Résumé de la décision
Dans cette affaire, M. C... a porté plainte contre M. D..., un médecin spécialiste en chirurgie, devant la chambre disciplinaire de première instance du conseil régional de l'ordre des médecins, suite à un rapport d'expertise qu'il avait réalisé en rapport avec un accident dont M. C... avait été victime. La chambre disciplinaire a infligé un blâme à M. D..., mais la chambre disciplinaire nationale a ensuite annulé cette décision en considérant que la plainte de M. C... n'était pas recevable, car M. D... agissait en qualité de médecin expert désigné.
Le pourvoi de M. C... a été rejeté, confirmant que M. D... ne pouvait pas être traduit devant la juridiction disciplinaire en raison de la nature de ses fonctions.
Arguments pertinents
1. Recevabilité de la plainte : La décision souligne que, selon l'article L. 4124-2 du code de la santé publique, seuls certains agents peuvent porter plainte contre un médecin exerçant un service public.
- "Les médecins (...) chargés d'un service public... ne peuvent être traduits..."

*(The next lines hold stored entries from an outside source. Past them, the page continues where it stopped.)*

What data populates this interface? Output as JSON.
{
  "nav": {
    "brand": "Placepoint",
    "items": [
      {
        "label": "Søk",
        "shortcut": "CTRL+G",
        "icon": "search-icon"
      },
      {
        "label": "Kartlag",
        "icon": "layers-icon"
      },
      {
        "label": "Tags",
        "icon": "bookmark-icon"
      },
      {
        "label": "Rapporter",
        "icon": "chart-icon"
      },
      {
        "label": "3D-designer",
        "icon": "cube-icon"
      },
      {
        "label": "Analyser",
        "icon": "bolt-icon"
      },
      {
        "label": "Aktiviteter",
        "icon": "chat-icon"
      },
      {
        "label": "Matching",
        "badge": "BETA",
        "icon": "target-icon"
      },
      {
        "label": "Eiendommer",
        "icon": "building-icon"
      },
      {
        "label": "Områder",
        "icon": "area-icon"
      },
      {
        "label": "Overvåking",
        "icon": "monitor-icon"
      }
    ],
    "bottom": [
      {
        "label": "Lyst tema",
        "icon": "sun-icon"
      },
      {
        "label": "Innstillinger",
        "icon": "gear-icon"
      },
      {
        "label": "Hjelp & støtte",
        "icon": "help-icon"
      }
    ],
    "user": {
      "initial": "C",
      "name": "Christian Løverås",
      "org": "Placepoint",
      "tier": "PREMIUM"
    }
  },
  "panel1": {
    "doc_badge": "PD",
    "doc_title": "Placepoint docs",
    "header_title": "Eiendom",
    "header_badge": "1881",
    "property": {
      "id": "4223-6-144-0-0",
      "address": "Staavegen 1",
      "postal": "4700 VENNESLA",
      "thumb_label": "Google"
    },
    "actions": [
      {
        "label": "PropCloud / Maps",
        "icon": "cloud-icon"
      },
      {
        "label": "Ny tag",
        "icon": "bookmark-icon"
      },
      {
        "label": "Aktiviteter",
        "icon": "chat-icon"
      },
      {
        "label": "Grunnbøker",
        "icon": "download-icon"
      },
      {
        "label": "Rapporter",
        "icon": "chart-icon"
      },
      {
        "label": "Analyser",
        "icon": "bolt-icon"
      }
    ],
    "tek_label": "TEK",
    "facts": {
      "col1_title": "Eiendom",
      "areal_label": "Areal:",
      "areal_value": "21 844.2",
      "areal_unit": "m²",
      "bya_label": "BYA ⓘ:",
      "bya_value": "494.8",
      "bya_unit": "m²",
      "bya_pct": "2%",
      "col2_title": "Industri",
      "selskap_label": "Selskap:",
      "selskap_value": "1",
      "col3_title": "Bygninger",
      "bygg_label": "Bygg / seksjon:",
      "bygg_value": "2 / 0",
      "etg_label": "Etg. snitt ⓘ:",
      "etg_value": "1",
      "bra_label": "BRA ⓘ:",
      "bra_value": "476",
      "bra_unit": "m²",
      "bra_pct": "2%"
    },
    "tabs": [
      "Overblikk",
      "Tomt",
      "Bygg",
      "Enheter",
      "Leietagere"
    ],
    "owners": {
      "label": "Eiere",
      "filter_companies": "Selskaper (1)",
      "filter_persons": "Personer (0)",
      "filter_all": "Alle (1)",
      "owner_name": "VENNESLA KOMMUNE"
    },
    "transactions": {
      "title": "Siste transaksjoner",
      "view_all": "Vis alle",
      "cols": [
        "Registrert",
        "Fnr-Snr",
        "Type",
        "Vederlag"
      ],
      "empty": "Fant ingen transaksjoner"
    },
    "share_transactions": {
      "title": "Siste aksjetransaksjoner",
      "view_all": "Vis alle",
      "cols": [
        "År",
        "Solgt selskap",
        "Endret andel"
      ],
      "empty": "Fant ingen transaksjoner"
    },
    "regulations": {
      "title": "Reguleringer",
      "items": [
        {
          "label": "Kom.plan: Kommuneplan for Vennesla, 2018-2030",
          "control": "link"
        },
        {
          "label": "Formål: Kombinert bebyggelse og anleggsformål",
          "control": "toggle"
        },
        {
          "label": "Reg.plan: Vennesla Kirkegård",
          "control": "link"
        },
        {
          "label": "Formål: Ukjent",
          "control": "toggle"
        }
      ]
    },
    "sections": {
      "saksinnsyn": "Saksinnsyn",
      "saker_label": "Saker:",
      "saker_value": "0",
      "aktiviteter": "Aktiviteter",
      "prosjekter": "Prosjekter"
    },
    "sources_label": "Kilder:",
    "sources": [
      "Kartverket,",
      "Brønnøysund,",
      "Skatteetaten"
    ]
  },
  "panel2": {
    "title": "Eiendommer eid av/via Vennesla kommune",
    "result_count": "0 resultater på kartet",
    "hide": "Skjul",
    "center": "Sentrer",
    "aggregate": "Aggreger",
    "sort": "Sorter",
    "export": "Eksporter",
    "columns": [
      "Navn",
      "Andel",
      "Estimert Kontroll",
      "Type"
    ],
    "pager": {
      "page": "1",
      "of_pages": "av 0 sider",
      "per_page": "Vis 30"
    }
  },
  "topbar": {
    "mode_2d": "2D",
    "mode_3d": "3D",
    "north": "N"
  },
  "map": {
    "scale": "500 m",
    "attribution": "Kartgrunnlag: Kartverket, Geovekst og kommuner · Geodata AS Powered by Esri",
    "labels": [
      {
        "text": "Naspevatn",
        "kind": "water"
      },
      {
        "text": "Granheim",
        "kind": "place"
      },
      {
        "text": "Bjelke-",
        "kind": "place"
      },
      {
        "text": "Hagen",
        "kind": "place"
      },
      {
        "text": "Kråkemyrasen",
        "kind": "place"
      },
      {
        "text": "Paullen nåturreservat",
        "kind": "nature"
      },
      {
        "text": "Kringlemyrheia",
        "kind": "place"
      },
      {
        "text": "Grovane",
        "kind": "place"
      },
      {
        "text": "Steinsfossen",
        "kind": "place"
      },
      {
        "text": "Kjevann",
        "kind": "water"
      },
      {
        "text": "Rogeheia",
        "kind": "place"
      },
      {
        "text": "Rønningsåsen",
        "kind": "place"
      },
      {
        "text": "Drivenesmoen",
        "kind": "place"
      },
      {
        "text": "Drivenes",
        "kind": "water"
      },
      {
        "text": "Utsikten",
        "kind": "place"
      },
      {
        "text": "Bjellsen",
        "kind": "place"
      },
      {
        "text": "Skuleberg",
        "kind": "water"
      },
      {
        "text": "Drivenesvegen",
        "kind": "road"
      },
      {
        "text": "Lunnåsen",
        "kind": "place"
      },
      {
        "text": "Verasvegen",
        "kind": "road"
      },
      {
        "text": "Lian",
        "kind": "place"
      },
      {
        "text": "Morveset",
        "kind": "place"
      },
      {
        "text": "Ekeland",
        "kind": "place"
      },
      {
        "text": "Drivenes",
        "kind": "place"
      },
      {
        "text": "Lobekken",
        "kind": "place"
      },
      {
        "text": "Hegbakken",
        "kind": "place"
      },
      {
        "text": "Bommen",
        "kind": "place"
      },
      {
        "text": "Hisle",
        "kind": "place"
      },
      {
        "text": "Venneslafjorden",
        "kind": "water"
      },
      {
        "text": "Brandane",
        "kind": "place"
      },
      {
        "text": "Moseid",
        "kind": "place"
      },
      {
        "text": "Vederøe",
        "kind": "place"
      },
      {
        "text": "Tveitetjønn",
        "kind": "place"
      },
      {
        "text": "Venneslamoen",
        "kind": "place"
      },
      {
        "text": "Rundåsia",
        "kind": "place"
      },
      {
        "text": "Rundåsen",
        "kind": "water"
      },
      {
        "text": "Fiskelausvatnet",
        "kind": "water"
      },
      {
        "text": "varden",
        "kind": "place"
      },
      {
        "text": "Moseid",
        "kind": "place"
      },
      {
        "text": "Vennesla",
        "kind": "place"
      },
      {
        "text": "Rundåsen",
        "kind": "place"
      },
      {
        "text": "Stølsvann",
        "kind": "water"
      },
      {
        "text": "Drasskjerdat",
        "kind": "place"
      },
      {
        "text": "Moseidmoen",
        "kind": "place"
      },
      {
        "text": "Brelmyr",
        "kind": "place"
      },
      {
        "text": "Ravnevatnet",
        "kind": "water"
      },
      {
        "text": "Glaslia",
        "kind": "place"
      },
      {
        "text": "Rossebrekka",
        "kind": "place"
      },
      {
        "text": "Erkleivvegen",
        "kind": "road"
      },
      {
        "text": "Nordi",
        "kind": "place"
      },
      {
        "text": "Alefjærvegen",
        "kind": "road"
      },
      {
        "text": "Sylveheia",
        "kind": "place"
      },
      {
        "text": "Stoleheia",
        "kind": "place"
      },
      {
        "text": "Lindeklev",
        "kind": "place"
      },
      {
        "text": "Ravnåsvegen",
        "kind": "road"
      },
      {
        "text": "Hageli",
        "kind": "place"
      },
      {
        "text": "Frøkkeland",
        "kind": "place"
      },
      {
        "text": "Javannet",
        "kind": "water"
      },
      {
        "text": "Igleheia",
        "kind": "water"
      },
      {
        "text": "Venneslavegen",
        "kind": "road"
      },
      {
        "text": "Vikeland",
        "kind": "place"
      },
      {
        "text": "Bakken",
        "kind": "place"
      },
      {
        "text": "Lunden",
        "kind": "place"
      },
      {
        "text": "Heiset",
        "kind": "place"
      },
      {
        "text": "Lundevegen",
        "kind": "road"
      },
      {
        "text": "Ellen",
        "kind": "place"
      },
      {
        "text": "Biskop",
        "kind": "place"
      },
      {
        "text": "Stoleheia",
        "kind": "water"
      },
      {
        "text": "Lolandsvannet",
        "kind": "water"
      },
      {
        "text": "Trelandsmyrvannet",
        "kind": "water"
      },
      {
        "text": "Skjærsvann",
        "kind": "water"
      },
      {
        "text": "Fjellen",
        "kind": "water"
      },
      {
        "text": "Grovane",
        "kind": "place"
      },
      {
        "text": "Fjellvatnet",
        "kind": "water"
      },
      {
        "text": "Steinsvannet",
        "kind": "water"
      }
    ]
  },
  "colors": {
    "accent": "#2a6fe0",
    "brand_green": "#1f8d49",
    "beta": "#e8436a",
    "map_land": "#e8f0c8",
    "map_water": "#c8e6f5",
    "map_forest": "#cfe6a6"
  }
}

Par conséquent, la plainte n'est pas recevable lorsque l'auteur ne fait pas partie de ce cercle restreint.
2. Nature des actes du médecin expert : Les actes réalisés par M. D... en tant que médecin expert sont considérés comme des actes de service public, d'où une protection spécifique.

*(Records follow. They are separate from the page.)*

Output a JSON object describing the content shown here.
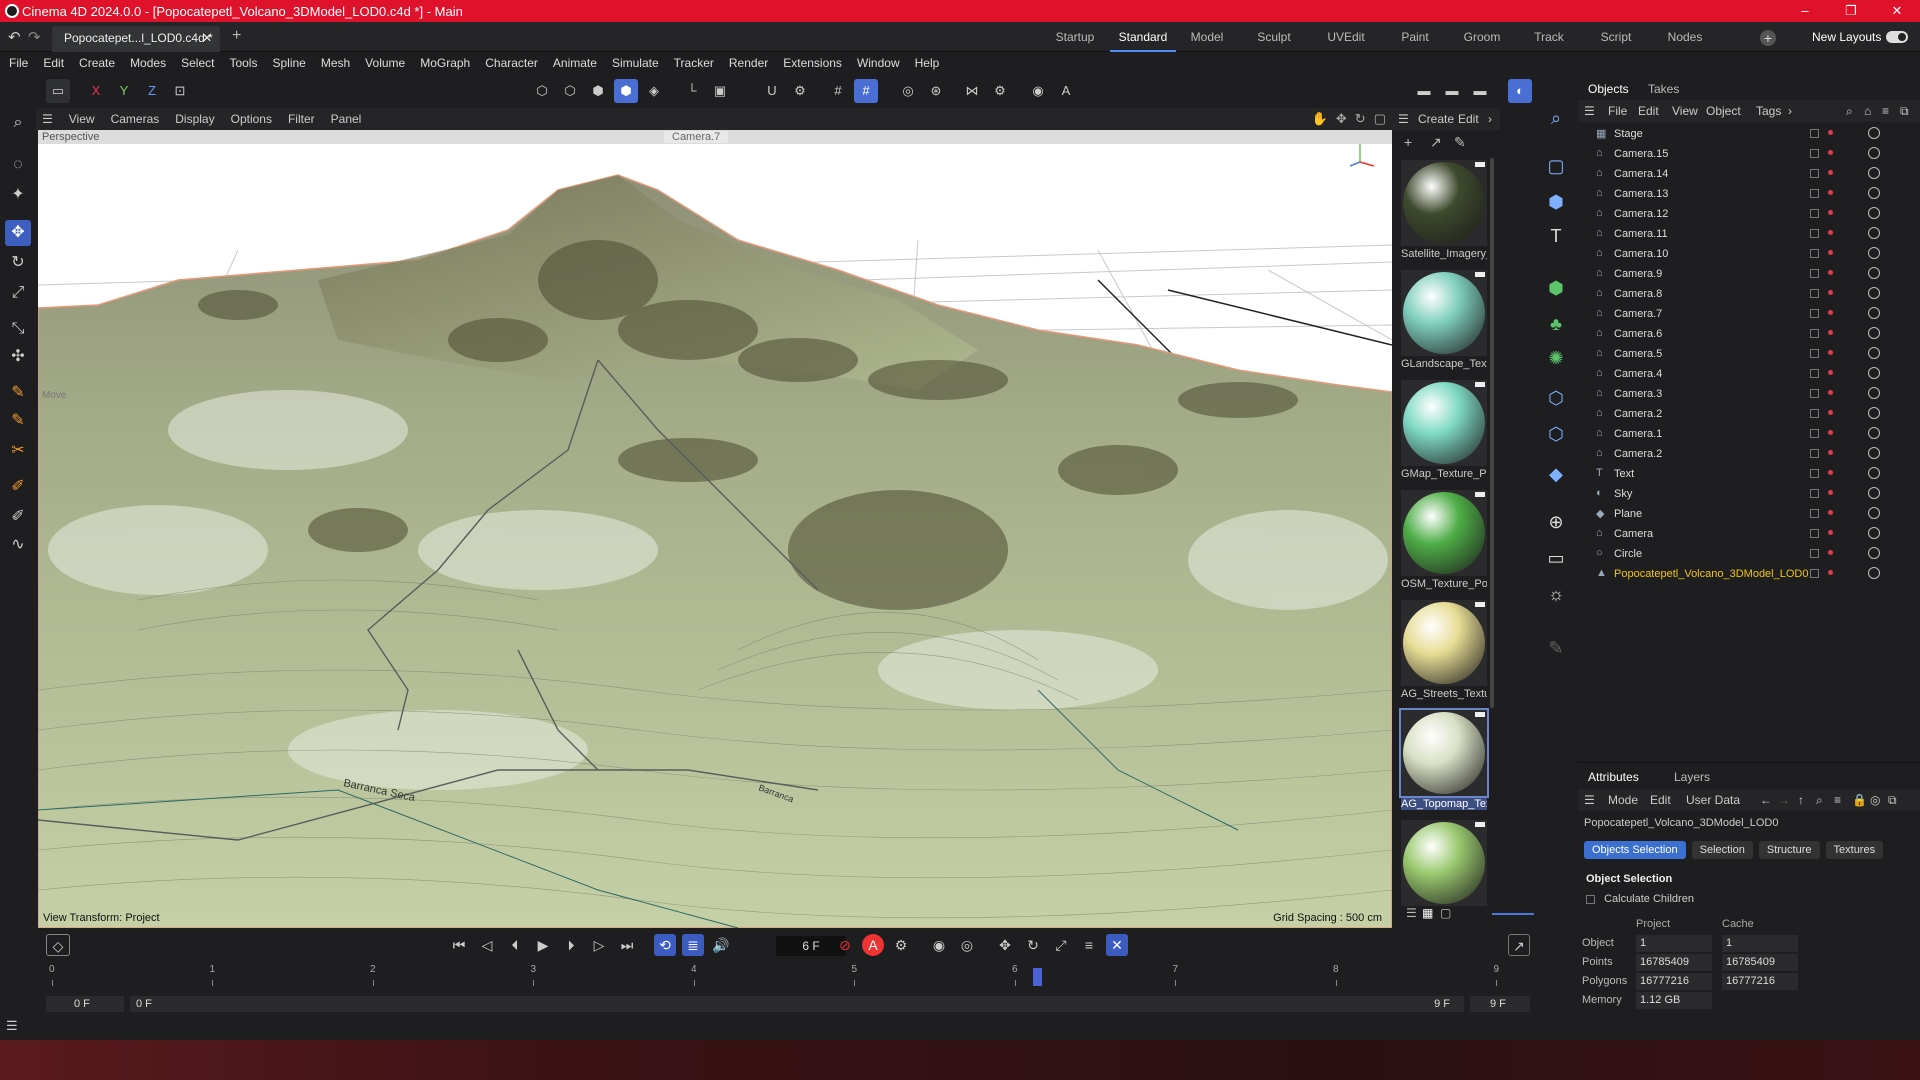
{
  "window": {
    "title": "Cinema 4D 2024.0.0 - [Popocatepetl_Volcano_3DModel_LOD0.c4d *] - Main",
    "min": "–",
    "max": "❐",
    "close": "✕"
  },
  "tab": {
    "label": "Popocatepet...l_LOD0.c4d *",
    "close": "✕",
    "add": "+"
  },
  "layouts": [
    "Startup",
    "Standard",
    "Model",
    "Sculpt",
    "UVEdit",
    "Paint",
    "Groom",
    "Track",
    "Script",
    "Nodes"
  ],
  "active_layout": "Standard",
  "new_layouts": "New Layouts",
  "menu": [
    "File",
    "Edit",
    "Create",
    "Modes",
    "Select",
    "Tools",
    "Spline",
    "Mesh",
    "Volume",
    "MoGraph",
    "Character",
    "Animate",
    "Simulate",
    "Tracker",
    "Render",
    "Extensions",
    "Window",
    "Help"
  ],
  "axis_buttons": [
    "X",
    "Y",
    "Z"
  ],
  "viewport": {
    "menu": [
      "View",
      "Cameras",
      "Display",
      "Options",
      "Filter",
      "Panel"
    ],
    "label": "Perspective",
    "camera": "Camera.7",
    "move_label": "Move",
    "bottom_left": "View Transform: Project",
    "bottom_right": "Grid Spacing : 500 cm",
    "map_labels": [
      "Barranca Seca",
      "Barranca"
    ]
  },
  "materials": {
    "menu": [
      "Create",
      "Edit"
    ],
    "items": [
      {
        "name": "Satellite_Imagery_",
        "color": "#3e4a2c"
      },
      {
        "name": "GLandscape_Textu",
        "color": "#7fcfbd"
      },
      {
        "name": "GMap_Texture_Po",
        "color": "#7ed9c3"
      },
      {
        "name": "OSM_Texture_Pop",
        "color": "#4fae47"
      },
      {
        "name": "AG_Streets_Textur",
        "color": "#e7dc94"
      },
      {
        "name": "AG_Topomap_Tex",
        "color": "#d9e0c4"
      },
      {
        "name": "",
        "color": "#9ac96f"
      }
    ]
  },
  "objects": {
    "tabs": [
      "Objects",
      "Takes"
    ],
    "menu": [
      "File",
      "Edit",
      "View",
      "Object",
      "Tags"
    ],
    "items": [
      {
        "name": "Stage",
        "icon": "▦"
      },
      {
        "name": "Camera.15",
        "icon": "⌂"
      },
      {
        "name": "Camera.14",
        "icon": "⌂"
      },
      {
        "name": "Camera.13",
        "icon": "⌂"
      },
      {
        "name": "Camera.12",
        "icon": "⌂"
      },
      {
        "name": "Camera.11",
        "icon": "⌂"
      },
      {
        "name": "Camera.10",
        "icon": "⌂"
      },
      {
        "name": "Camera.9",
        "icon": "⌂"
      },
      {
        "name": "Camera.8",
        "icon": "⌂"
      },
      {
        "name": "Camera.7",
        "icon": "⌂"
      },
      {
        "name": "Camera.6",
        "icon": "⌂"
      },
      {
        "name": "Camera.5",
        "icon": "⌂"
      },
      {
        "name": "Camera.4",
        "icon": "⌂"
      },
      {
        "name": "Camera.3",
        "icon": "⌂"
      },
      {
        "name": "Camera.2",
        "icon": "⌂"
      },
      {
        "name": "Camera.1",
        "icon": "⌂"
      },
      {
        "name": "Camera.2",
        "icon": "⌂"
      },
      {
        "name": "Text",
        "icon": "T"
      },
      {
        "name": "Sky",
        "icon": "◐"
      },
      {
        "name": "Plane",
        "icon": "◆"
      },
      {
        "name": "Camera",
        "icon": "⌂"
      },
      {
        "name": "Circle",
        "icon": "○"
      },
      {
        "name": "Popocatepetl_Volcano_3DModel_LOD0",
        "icon": "▲"
      }
    ]
  },
  "attributes": {
    "tabs": [
      "Attributes",
      "Layers"
    ],
    "menu": [
      "Mode",
      "Edit",
      "User Data"
    ],
    "object_name": "Popocatepetl_Volcano_3DModel_LOD0",
    "buttons": [
      "Objects Selection",
      "Selection",
      "Structure",
      "Textures"
    ],
    "section": "Object Selection",
    "calc_children": "Calculate Children",
    "headers": [
      "Project",
      "Cache"
    ],
    "rows": [
      {
        "k": "Object",
        "project": "1",
        "cache": "1"
      },
      {
        "k": "Points",
        "project": "16785409",
        "cache": "16785409"
      },
      {
        "k": "Polygons",
        "project": "16777216",
        "cache": "16777216"
      },
      {
        "k": "Memory",
        "project": "1.12 GB",
        "cache": ""
      }
    ]
  },
  "timeline": {
    "frame": "6 F",
    "ticks": [
      "0",
      "1",
      "2",
      "3",
      "4",
      "5",
      "6",
      "7",
      "8",
      "9"
    ],
    "start": "0 F",
    "min": "0 F",
    "max": "9 F",
    "end": "9 F"
  },
  "colors": {
    "titlebar": "#e0112a",
    "accent": "#4a6fd4",
    "selection_text": "#f0c419"
  }
}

- "...les missions d'expertise doivent ainsi être regardées comme effectuées par un praticien chargé d'une mission de service publique..."
3. Validité de la décision de la chambre disciplinaire nationale : La chambre a correctement appliqué la loi en rejetant la plainte de M. C..., en soulignant que les actes de M. D... étaient en lien avec l’exercice de sa fonction publique.
- “La chambre disciplinaire nationale... a exactement qualifié les faits qui lui étaient soumis”.
Interprétations et citations légales
L’affaire repose essentiellement sur l’interprétation de dispositions légales qui protègent les médecins exerçant en service public contre des actions disciplinaires émanant de particuliers ne figurant pas dans la liste des plaignants autorisés par la loi.
1. Code de la santé publique - Article L. 4124-2 : Ce texte définit de manière limitative les personnes autorisées à porter plainte contre un médecin en fonction publique.
- Cela établit une loi claire qui vise à protéger l'exercice de la fonction publique médicale, réservant l'initiative de poursuite à des figures autorités.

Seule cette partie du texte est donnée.